Setting goals and achieving your short-term financial desires will set you up for long-term financial success. By planning ahead, you can make sure that your current financial situation is in direct alignment with your long-term financial plan.
The more you understand your financial habits and money-related tendencies, the better equipped you’ll be when it comes to controlling your financial future. However, be mindful of the impact that your emotions can have when dealing with the rational and logical aspects of money.
If you let your emotions control you, then you’re more likely to act in ways that are counterproductive to your financial goals. Familiarize yourself with the ways in which emotions are related to money. With this insight in mind, you can gather valuable information that can help you make better financial decisions for your future.
Work backward by thinking about what you would like your obituary to say about you and consider \ how your finances will affect the outcome of your life. You may be facing decisions that you’ve never encountered before.
Your income may have increased, but your student loans have yet to be paid back. Your housing expenses might have changed recently. These possibilities might feel overwhelming in the moment, but if you think about them when writing a mock obituary, you can gain some perspective.
Stay on top of your spending habits and pay attention to where your money is going. Start keeping a record of how much you spend, where you spend and how frequently you spend.
Keep track of the portion of your paycheck that is going toward living expenses and look at how you’re choosing to spend your discretionary income. Decide on a specific dollar amount that you will put toward your financial goals and then hold yourself to that every time your paycheck arrives.
You don’t need to micromanage yourself; you just need to see the bigger picture. It all comes down to controlling your spending so that your discretionary income is put toward your goals instead of spending on unnecessary items. Think of your mock obituary as a spreadsheet that you use to list your accomplishments and then determine how your financial standing will impact the chances of those dreams coming true.

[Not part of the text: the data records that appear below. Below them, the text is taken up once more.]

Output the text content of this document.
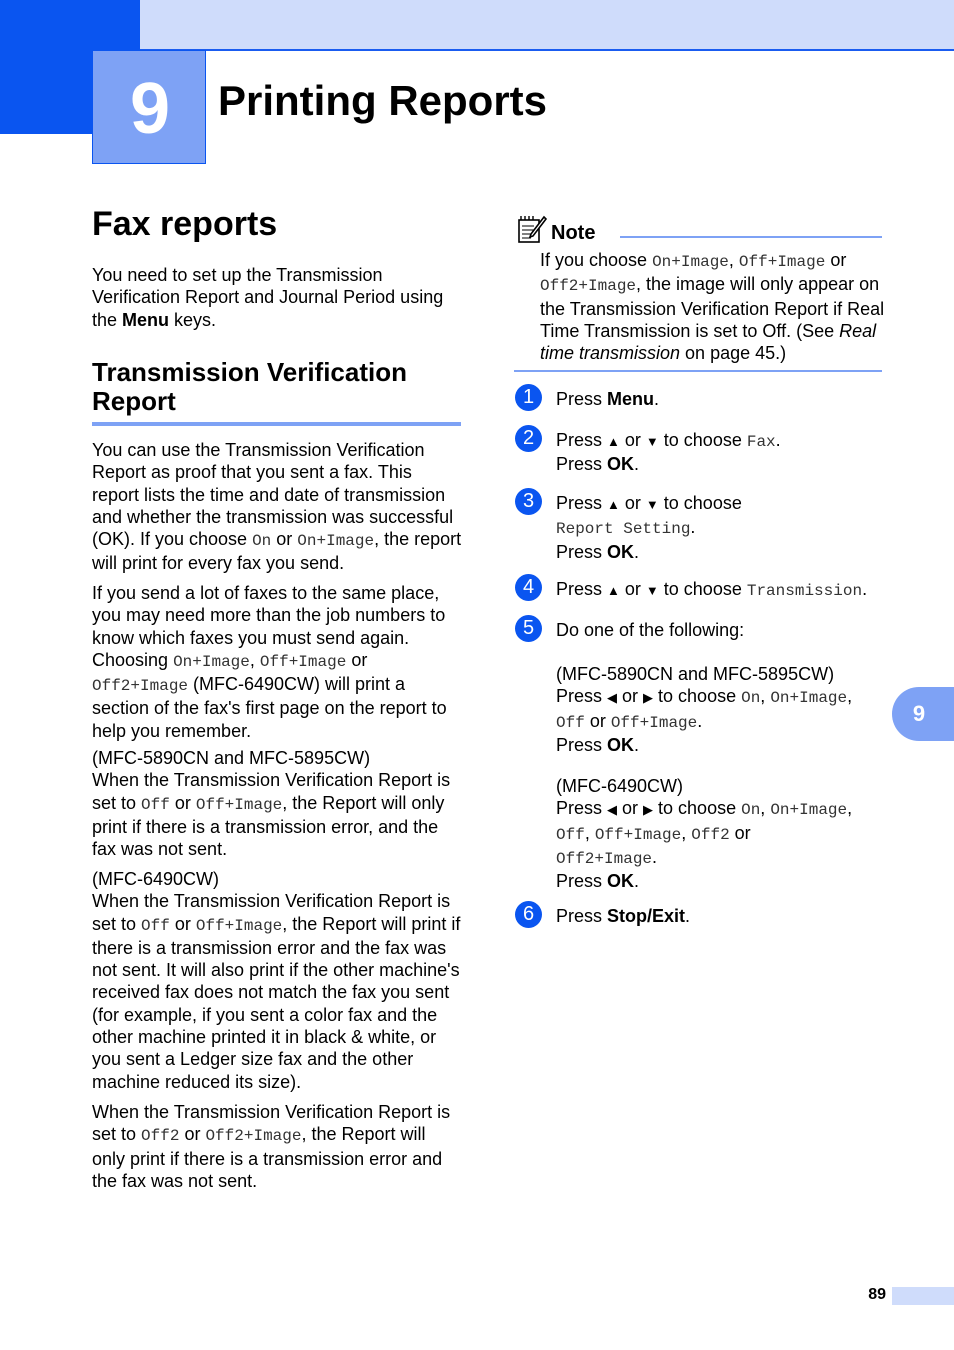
9	Printing Reports
Fax reports

You need to set up the Transmission Verification Report and Journal Period using the Menu keys.

Transmission Verification Report

You can use the Transmission Verification Report as proof that you sent a fax. This report lists the time and date of transmission and whether the transmission was successful (OK). If you choose On or On+Image, the report will print for every fax you send.

If you send a lot of faxes to the same place, you may need more than the job numbers to know which faxes you must send again. Choosing On+Image, Off+Image or Off2+Image (MFC-6490CW) will print a section of the fax's first page on the report to help you remember.

(MFC-5890CN and MFC-5895CW)
When the Transmission Verification Report is set to Off or Off+Image, the Report will only print if there is a transmission error, and the fax was not sent.

(MFC-6490CW)
When the Transmission Verification Report is set to Off or Off+Image, the Report will print if there is a transmission error and the fax was not sent. It will also print if the other machine's received fax does not match the fax you sent (for example, if you sent a color fax and the other machine printed it in black & white, or you sent a Ledger size fax and the other machine reduced its size).

When the Transmission Verification Report is set to Off2 or Off2+Image, the Report will only print if there is a transmission error and the fax was not sent.

Note
If you choose On+Image, Off+Image or Off2+Image, the image will only appear on the Transmission Verification Report if Real Time Transmission is set to Off. (See Real time transmission on page 45.)
1	Press Menu.
2	Press ▲ or ▼ to choose Fax.
Press OK.
3	Press ▲ or ▼ to choose
Report Setting.
Press OK.
4	Press ▲ or ▼ to choose Transmission.
5	Do one of the following:
(MFC-5890CN and MFC-5895CW)
Press ◀ or ▶ to choose On, On+Image,
Off or Off+Image.
Press OK.
(MFC-6490CW)
Press ◀ or ▶ to choose On, On+Image,
Off, Off+Image, Off2 or
Off2+Image.
Press OK.
6	Press Stop/Exit.
9
89
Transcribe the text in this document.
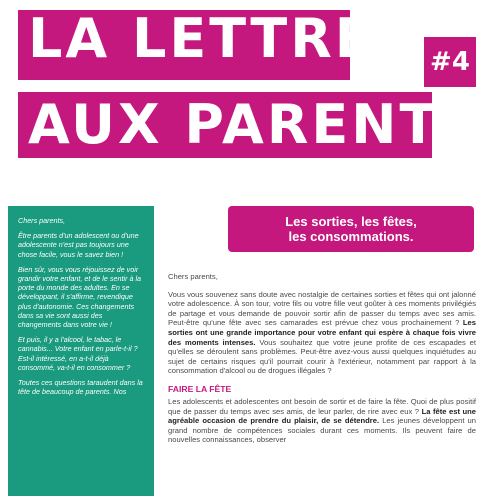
LA LETTRE
AUX PARENTS
#4

Chers parents,

Être parents d'un adolescent ou d'une adolescente n'est pas toujours une chose facile, vous le savez bien !

Bien sûr, vous vous réjouissez de voir grandir votre enfant, et de le sentir à la porte du monde des adultes. En se développant, il s'affirme, revendique plus d'autonomie. Ces changements dans sa vie sont aussi des changements dans votre vie !

Et puis, il y a l'alcool, le tabac, le cannabis... Votre enfant en parle-t-il ? Est-il intéressé, en a-t-il déjà consommé, va-t-il en consommer ?

Toutes ces questions taraudent dans la tête de beaucoup de parents. Nos

Les sorties, les fêtes,
les consommations.

Chers parents,

Vous vous souvenez sans doute avec nostalgie de certaines sorties et fêtes qui ont jalonné votre adolescence. À son tour, votre fils ou votre fille veut goûter à ces moments privilégiés de partage et vous demande de pouvoir sortir afin de passer du temps avec ses amis. Peut-être qu'une fête avec ses camarades est prévue chez vous prochainement ? Les sorties ont une grande importance pour votre enfant qui espère à chaque fois vivre des moments intenses. Vous souhaitez que votre jeune profite de ces escapades et qu'elles se déroulent sans problèmes. Peut-être avez-vous aussi quelques inquiétudes au sujet de certains risques qu'il pourrait courir à l'extérieur, notamment par rapport à la consommation d'alcool ou de drogues illégales ?

FAIRE LA FÊTE

Les adolescents et adolescentes ont besoin de sortir et de faire la fête. Quoi de plus positif que de passer du temps avec ses amis, de leur parler, de rire avec eux ? La fête est une agréable occasion de prendre du plaisir, de se détendre. Les jeunes développent un grand nombre de compétences sociales durant ces moments. Ils peuvent faire de nouvelles connaissances, observer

- Figure out what your financial priorities are and then stick with them. This is the key to mastering the art of successful money management skills. You may have been trying to live up to the lifestyles of your colleagues who have big houses, boats, and vacation homes, but don’t worry about what everyone else is doing. Think only about your own financial goals.
- The ways by which you choose to invest your money should be based in large part on your future plans and why you’re investing in the first place. Do you want to take bigger risks and make money sooner than later? Or are you willing to slowly add to an investment portfolio and save up a lot of money for your later years? Think about your options and then execute.
Reconnect with what really matters to you by creating a mock obituary and viewing your financial decisions through the lens of your future. Don’t let others write your obituary for you. Instead, live a life of financial success and abundance by being smart about money. That way, your behavior, and your legacy will speak for you.